Owner and board certified hair colorist Laurie Ashe recalls the uncertainty of those days: “It was interesting to move into this big space in 2008,” she recalled. “We opened June 8th and my husband lost his job in August — just like lots of people did. We watched our neighbors lose their homes.”
Suddenly the sole breadwinner, Laurie decided to double-down on her work. It helped that she wasn’t alone — both employees as well as clients of the salon were experiencing the same uncertainty and trepidation Laurie was. “I came to work every day with women who were supporting their families all alone,” she said. “We had college students wondering, ‘How am I going to get a job in this economy?’ and customers who were the sole supports of their family.”
“So we tried to create a place in which all that got left at the door,” Laurie said. “It was just about making people feel beautiful and giving them an hour and a half that was just theirs. And so it actually was tough and wonderful at the same time.”
While on the front-end of her business, she focused on providing the best customer service she could, on the backend, she was busy making sure she could make ends meet, doing whatever it took to make her business work — “going without vacations, going without pay, going without… just going without.”
Unfortunately, despite all the sacrifices she made, credit card debt began piling up.
“I had to make the decisions I needed to make to survive, and so I created some credit card debt,” Laurie explained. However, as her need to consolidate increased, she found herself in an all-too-common situation for business owners.
“Banks are always happy to give you more debt, but they don’t want you to consolidate your debt and get rid of it.”
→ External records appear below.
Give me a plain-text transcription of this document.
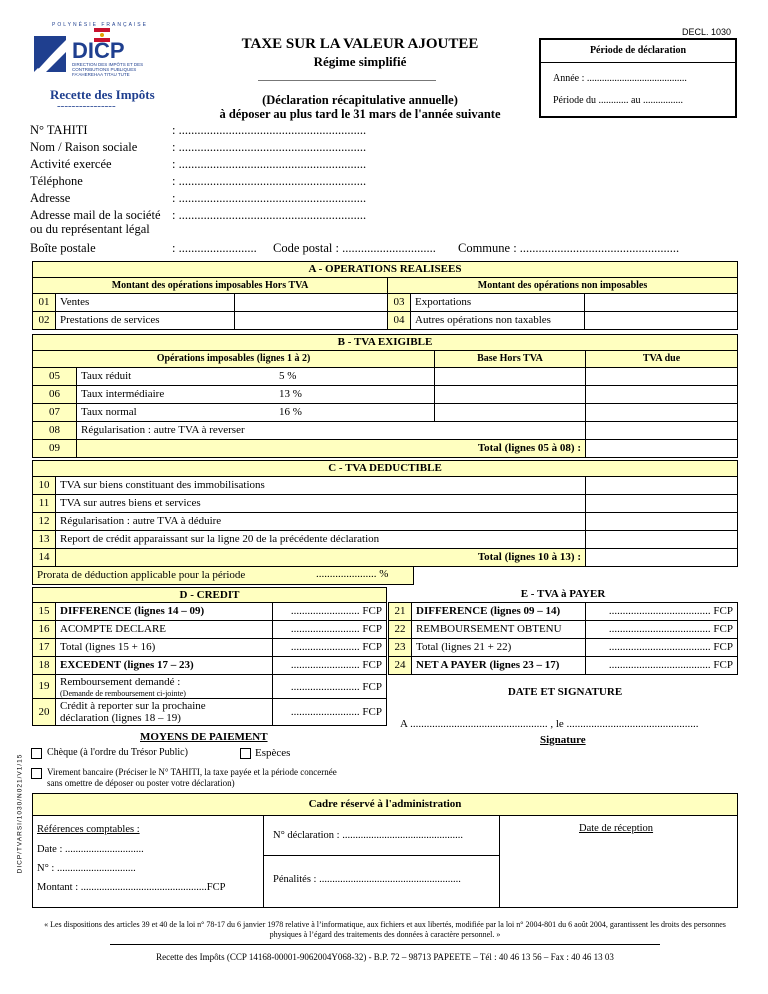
DECL. 1030
POLYNÉSIE FRANÇAISE
DICP
DIRECTION DES IMPÔTS ET DES
CONTRIBUTIONS PUBLIQUES
FA'AHEREHAA TITAU TUTE
Recette des Impôts
----------------
TAXE SUR LA VALEUR AJOUTEE
Régime simplifié
(Déclaration récapitulative annuelle)
à déposer au plus tard le 31 mars de l'année suivante
Période de déclaration
Année : ........................................
Période du ............ au ................
N° TAHITI	: ............................................................
Nom / Raison sociale	: ............................................................
Activité exercée	: ............................................................
Téléphone	: ............................................................
Adresse	: ............................................................
Adresse mail de la société : ............................................................
ou du représentant légal
Boîte postale	: ......................... Code postal : .............................. Commune : ...................................................
A - OPERATIONS REALISEES
Montant des opérations imposables Hors TVA	Montant des opérations non imposables
01 Ventes	03 Exportations
02 Prestations de services	04 Autres opérations non taxables
B - TVA EXIGIBLE
Opérations imposables (lignes 1 à 2)	Base Hors TVA	TVA due
05	Taux réduit	5 %
06	Taux intermédiaire	13 %
07	Taux normal	16 %
08	Régularisation : autre TVA à reverser
09	Total (lignes 05 à 08) :
C - TVA DEDUCTIBLE
10 TVA sur biens constituant des immobilisations
11 TVA sur autres biens et services
12 Régularisation : autre TVA à déduire
13 Report de crédit apparaissant sur la ligne 20 de la précédente déclaration
14	Total (lignes 10 à 13) :
Prorata de déduction applicable pour la période	...................... %
D - CREDIT
15 DIFFERENCE (lignes 14 – 09)	......................... FCP
16 ACOMPTE DECLARE	......................... FCP
17 Total (lignes 15 + 16)	......................... FCP
18 EXCEDENT (lignes 17 – 23)	......................... FCP
19 Remboursement demandé :
(Demande de remboursement ci-jointe)
......................... FCP
20 Crédit à reporter sur la prochaine
déclaration (lignes 18 – 19)	......................... FCP
E - TVA à PAYER
21 DIFFERENCE (lignes 09 – 14)	..................................... FCP
22 REMBOURSEMENT OBTENU	..................................... FCP
23 Total (lignes 21 + 22)	..................................... FCP
24 NET A PAYER (lignes 23 – 17)	..................................... FCP
DATE ET SIGNATURE
A .................................................. , le ................................................
Signature
MOYENS DE PAIEMENT
Chèque (à l'ordre du Trésor Public)	Espèces
Virement bancaire (Préciser le N° TAHITI, la taxe payée et la période concernée
sans omettre de déposer ou poster votre déclaration)
Cadre réservé à l'administration
Références comptables :
Date : ..............................
N° : ..............................
Montant : ................................................FCP
N° déclaration : ..............................................
Pénalités : ......................................................
Date de réception
DICP/TVARSI/1030/N021/V1/15
« Les dispositions des articles 39 et 40 de la loi n° 78-17 du 6 janvier 1978 relative à l’informatique, aux fichiers et aux libertés, modifiée par la loi n° 2004-801 du 6 août 2004, garantissent les droits des personnes physiques à l’égard des traitements des données à caractère personnel. »
Recette des Impôts (CCP 14168-00001-9062004Y068-32) - B.P. 72 – 98713 PAPEETE – Tél : 40 46 13 56 – Fax : 40 46 13 03
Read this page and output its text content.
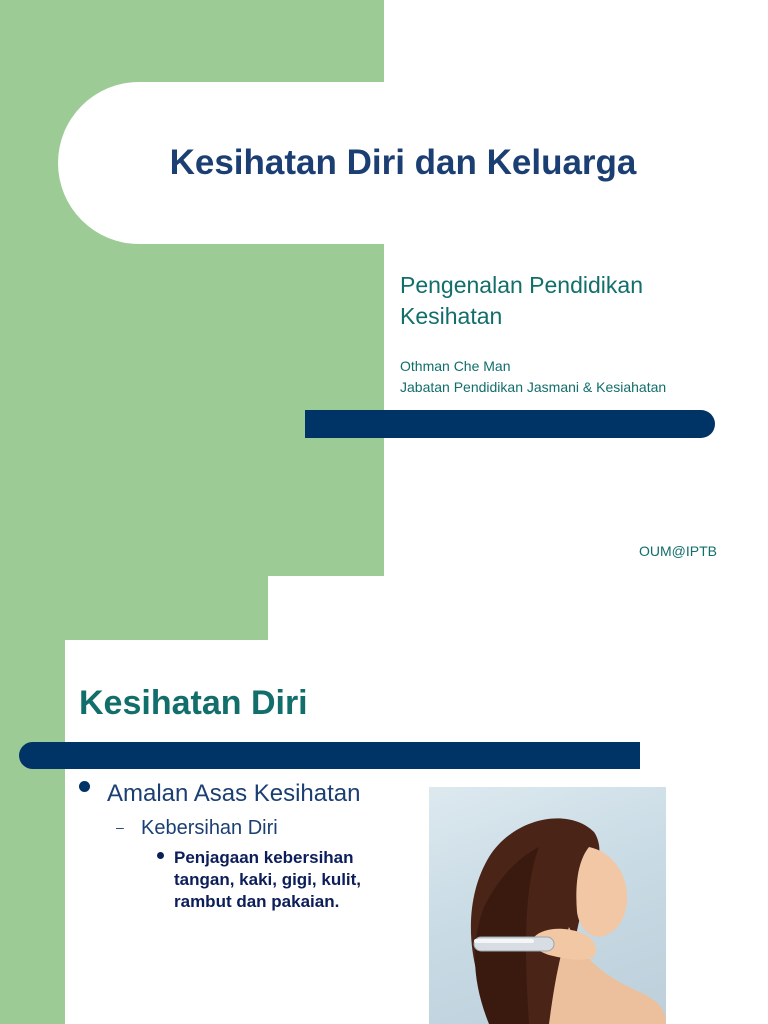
Kesihatan Diri dan Keluarga
Pengenalan Pendidikan Kesihatan
Othman Che Man
Jabatan Pendidikan Jasmani & Kesiahatan
OUM@IPTB
Kesihatan Diri
Amalan Asas Kesihatan
– Kebersihan Diri
Penjagaan kebersihan tangan, kaki, gigi, kulit, rambut dan pakaian.
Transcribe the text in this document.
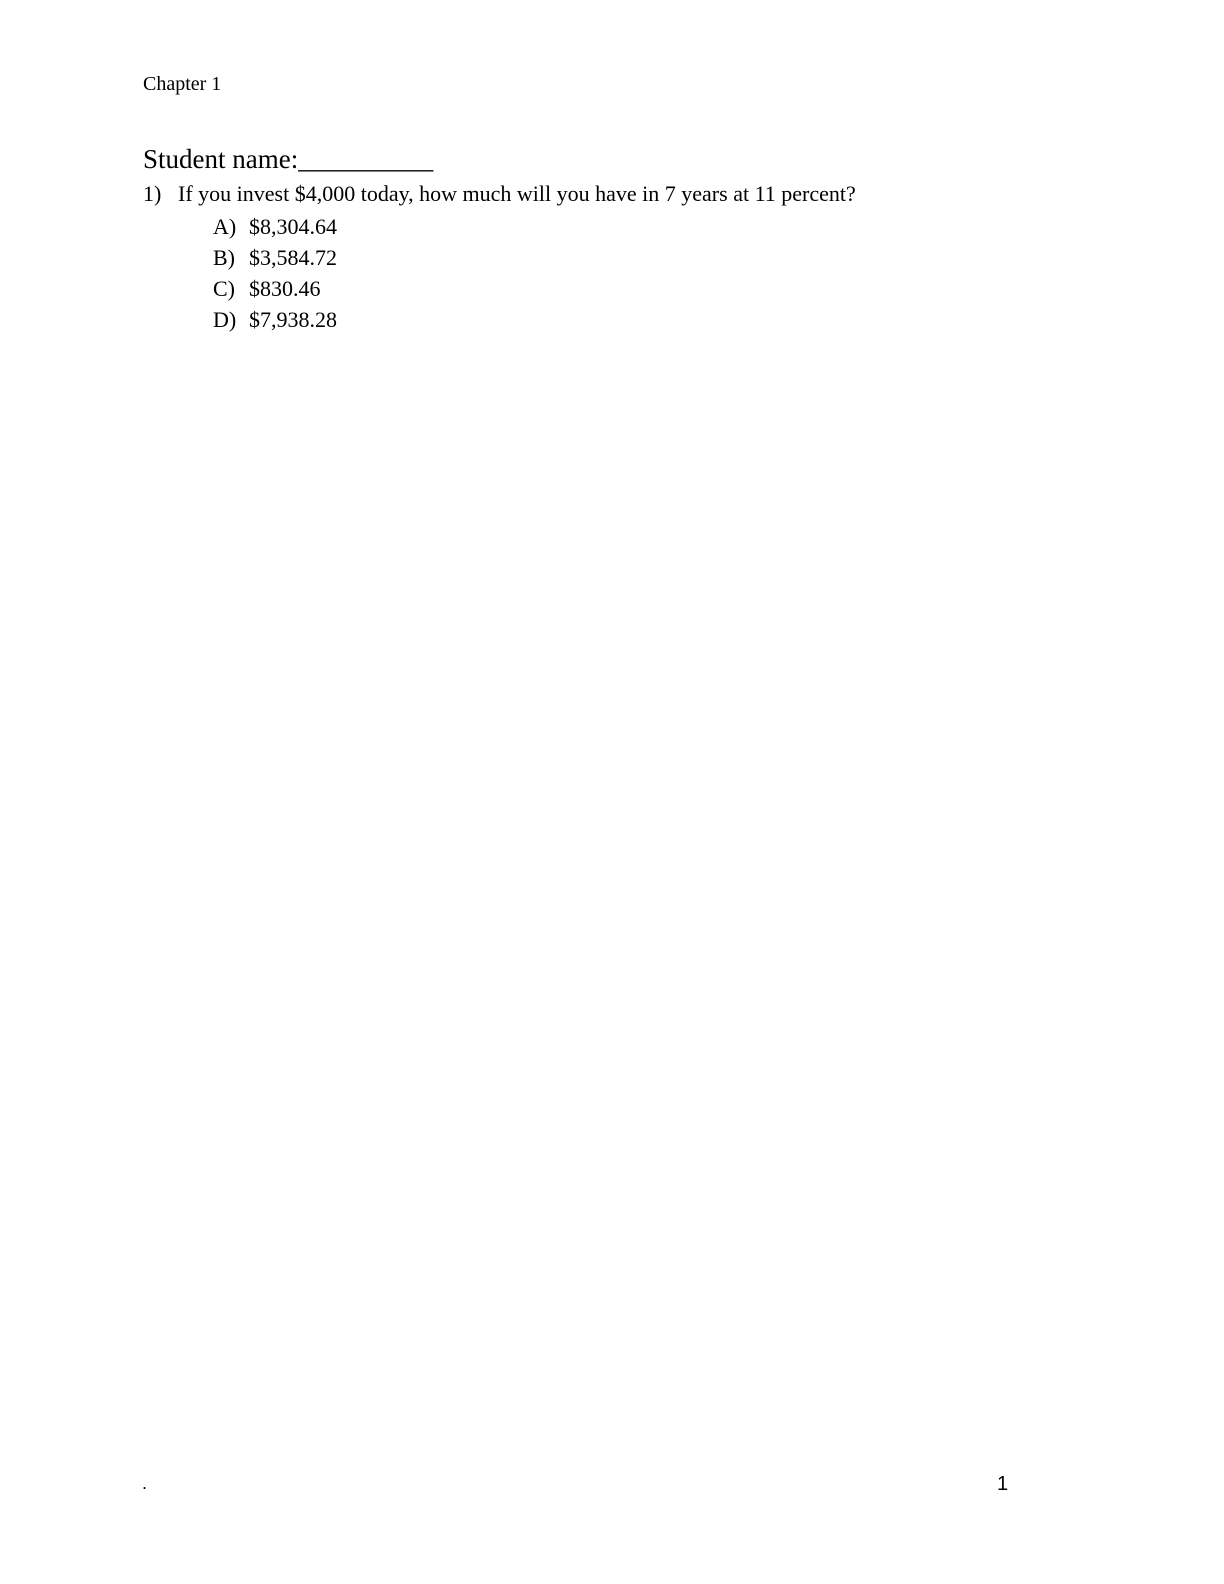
Chapter 1
Student name:__________
1) If you invest $4,000 today, how much will you have in 7 years at 11 percent?
A) $8,304.64
B) $3,584.72
C) $830.46
D) $7,938.28
.	1
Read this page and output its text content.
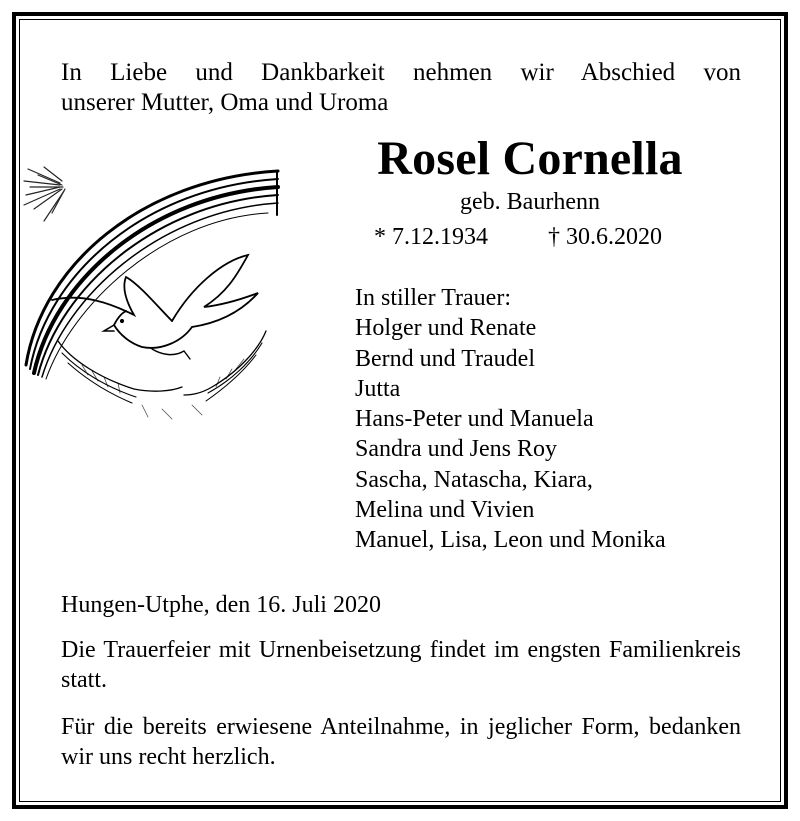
In Liebe und Dankbarkeit nehmen wir Abschied von
unserer Mutter, Oma und Uroma
Rosel Cornella
geb. Baurhenn
* 7.12.1934	† 30.6.2020
In stiller Trauer:
Holger und Renate
Bernd und Traudel
Jutta
Hans-Peter und Manuela
Sandra und Jens Roy
Sascha, Natascha, Kiara,
Melina und Vivien
Manuel, Lisa, Leon und Monika
Hungen-Utphe, den 16. Juli 2020
Die Trauerfeier mit Urnenbeisetzung findet im engsten Familienkreis statt.
Für die bereits erwiesene Anteilnahme, in jeglicher Form, bedanken wir uns recht herzlich.
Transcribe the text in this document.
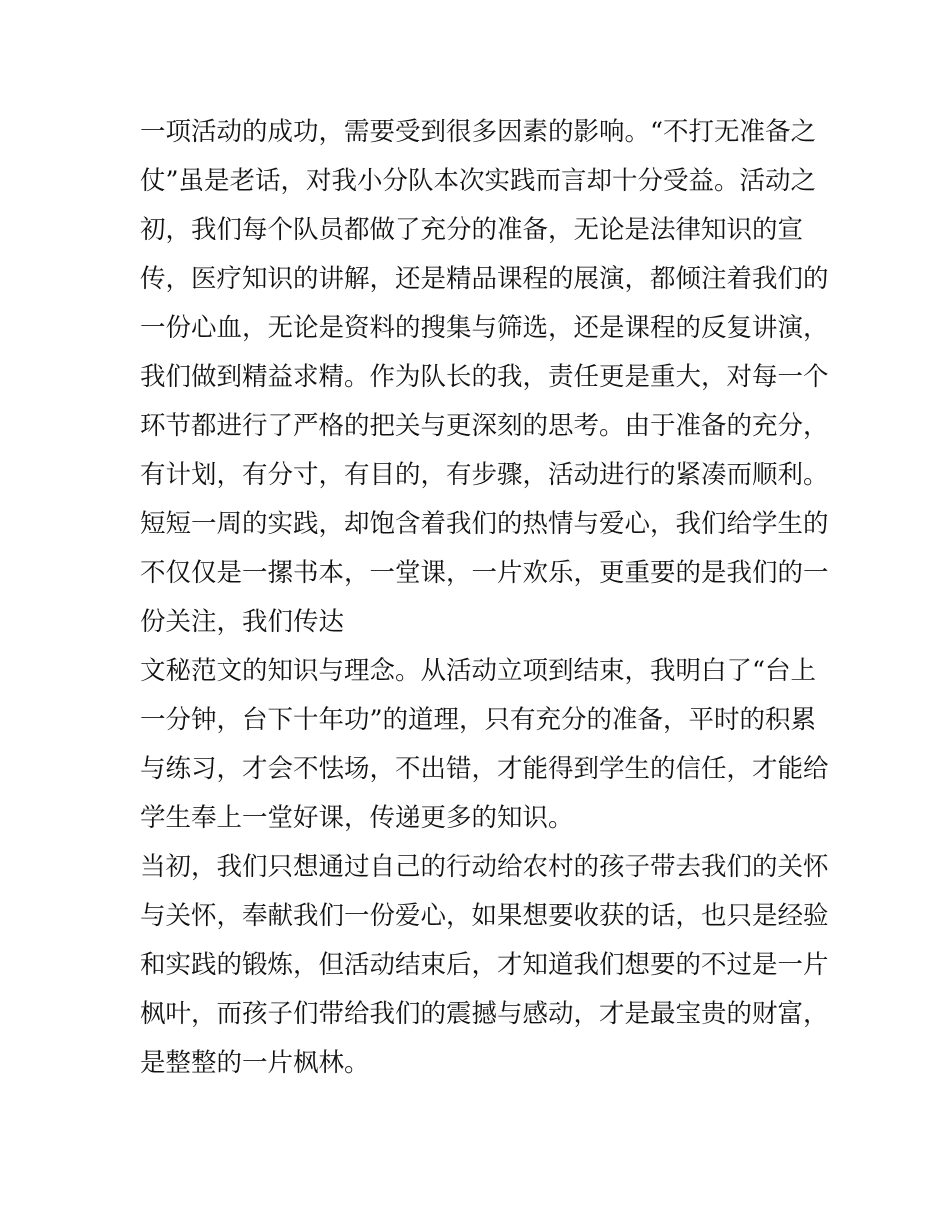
一项活动的成功，需要受到很多因素的影响。“不打无准备之
仗”虽是老话，对我小分队本次实践而言却十分受益。活动之
初，我们每个队员都做了充分的准备，无论是法律知识的宣
传，医疗知识的讲解，还是精品课程的展演，都倾注着我们的
一份心血，无论是资料的搜集与筛选，还是课程的反复讲演，
我们做到精益求精。作为队长的我，责任更是重大，对每一个
环节都进行了严格的把关与更深刻的思考。由于准备的充分，
有计划，有分寸，有目的，有步骤，活动进行的紧凑而顺利。
短短一周的实践，却饱含着我们的热情与爱心，我们给学生的
不仅仅是一摞书本，一堂课，一片欢乐，更重要的是我们的一
份关注，我们传达
文秘范文的知识与理念。从活动立项到结束，我明白了“台上
一分钟，台下十年功”的道理，只有充分的准备，平时的积累
与练习，才会不怯场，不出错，才能得到学生的信任，才能给
学生奉上一堂好课，传递更多的知识。
当初，我们只想通过自己的行动给农村的孩子带去我们的关怀
与关怀，奉献我们一份爱心，如果想要收获的话，也只是经验
和实践的锻炼，但活动结束后，才知道我们想要的不过是一片
枫叶，而孩子们带给我们的震撼与感动，才是最宝贵的财富，
是整整的一片枫林。
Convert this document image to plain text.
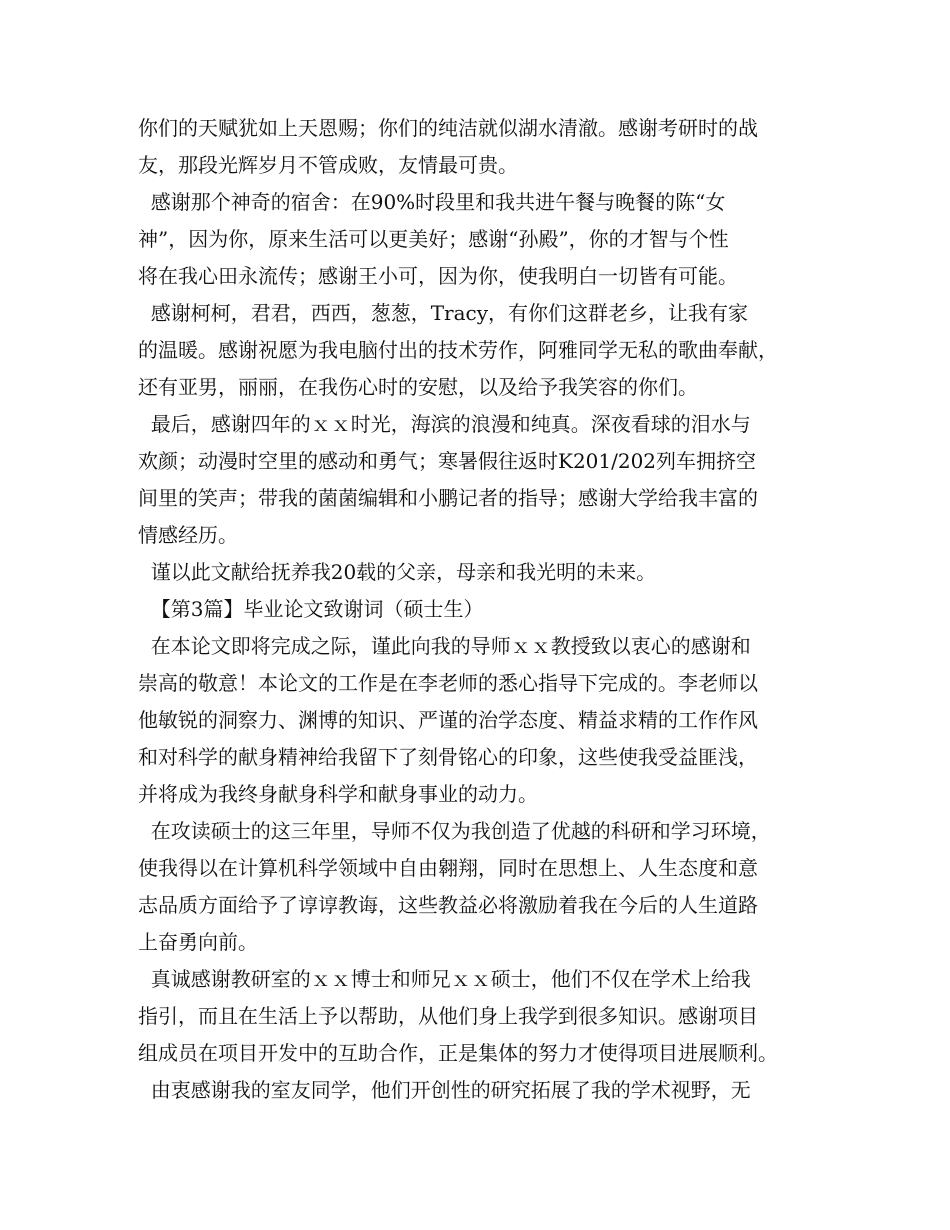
你们的天赋犹如上天恩赐；你们的纯洁就似湖水清澈。感谢考研时的战
友，那段光辉岁月不管成败，友情最可贵。
感谢那个神奇的宿舍：在90%时段里和我共进午餐与晚餐的陈“女
神”，因为你，原来生活可以更美好；感谢“孙殿”，你的才智与个性
将在我心田永流传；感谢王小可，因为你，使我明白一切皆有可能。
感谢柯柯，君君，西西，葱葱，Tracy，有你们这群老乡，让我有家
的温暖。感谢祝愿为我电脑付出的技术劳作，阿雅同学无私的歌曲奉献，
还有亚男，丽丽，在我伤心时的安慰，以及给予我笑容的你们。
最后，感谢四年的ｘｘ时光，海滨的浪漫和纯真。深夜看球的泪水与
欢颜；动漫时空里的感动和勇气；寒暑假往返时K201/202列车拥挤空
间里的笑声；带我的菌菌编辑和小鹏记者的指导；感谢大学给我丰富的
情感经历。
谨以此文献给抚养我20载的父亲，母亲和我光明的未来。
【第3篇】毕业论文致谢词（硕士生）
在本论文即将完成之际，谨此向我的导师ｘｘ教授致以衷心的感谢和
崇高的敬意！本论文的工作是在李老师的悉心指导下完成的。李老师以
他敏锐的洞察力、渊博的知识、严谨的治学态度、精益求精的工作作风
和对科学的献身精神给我留下了刻骨铭心的印象，这些使我受益匪浅，
并将成为我终身献身科学和献身事业的动力。
在攻读硕士的这三年里，导师不仅为我创造了优越的科研和学习环境，
使我得以在计算机科学领域中自由翱翔，同时在思想上、人生态度和意
志品质方面给予了谆谆教诲，这些教益必将激励着我在今后的人生道路
上奋勇向前。
真诚感谢教研室的ｘｘ博士和师兄ｘｘ硕士，他们不仅在学术上给我
指引，而且在生活上予以帮助，从他们身上我学到很多知识。感谢项目
组成员在项目开发中的互助合作，正是集体的努力才使得项目进展顺利。
由衷感谢我的室友同学，他们开创性的研究拓展了我的学术视野，无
“I went to the banks and they were more than willing to lend me money because I have great credit…if I wanted to buy more stuff,” Laurie lamented. In other words, the banks only wanted to fund the more tangible aspects of running a business, like purchasing additional equipment — ignoring the fact that refinancing can help businesses save thousands per month, free up cash flow and, ultimately, help them grow.
But Laurie only wanted a loan for one purpose: “I wanted to consolidate the debt I had accumulated in just one easy payment.”
When she discovered Funding Circle, she was thrilled to learn we would be happy to help her consolidate her debt, and she was floored by how simple and straightforward the process was. “It was so easy: you filled out the form, they called you, they called [again] a couple of days later, and that was it — it was in the bank. I think I did a dance!”
Laurie advises other business owners do their research on financing options. She recommends examining the money coming in and going out of your business, as well as understanding what rates are based on. Since different loan products often have different rates, it can be difficult to understand what’s fair. “On a mortgage — for, you know, $300,000 dollars for 30 years — it’s going to look very different.”
“It felt like Funding Circle set me up with my own angel investors. It was an easy and safe way to fund my business without having to go to a bank.”
Fortunately, she found Funding Circle’s rates to be competitive and fair. Plus, we have a simple one-time origination fee — no sneaky hidden fees that can quickly add up.
While she was otherwise generally happy with her credit cards, she admits the fees piled up quickly. “It’s $600 here, it’s $500 there,” she said. “It was just insane — I was just glad to have that gone.”
Laurie believes that control over your finances — especially the smaller fees — is key to being successful as a business owner.
“There is no fooling around in small business anymore. It’s a dime here, it’s a nickel there, and that can be the difference between you being here today and not being here tomorrow or being here a year from now.”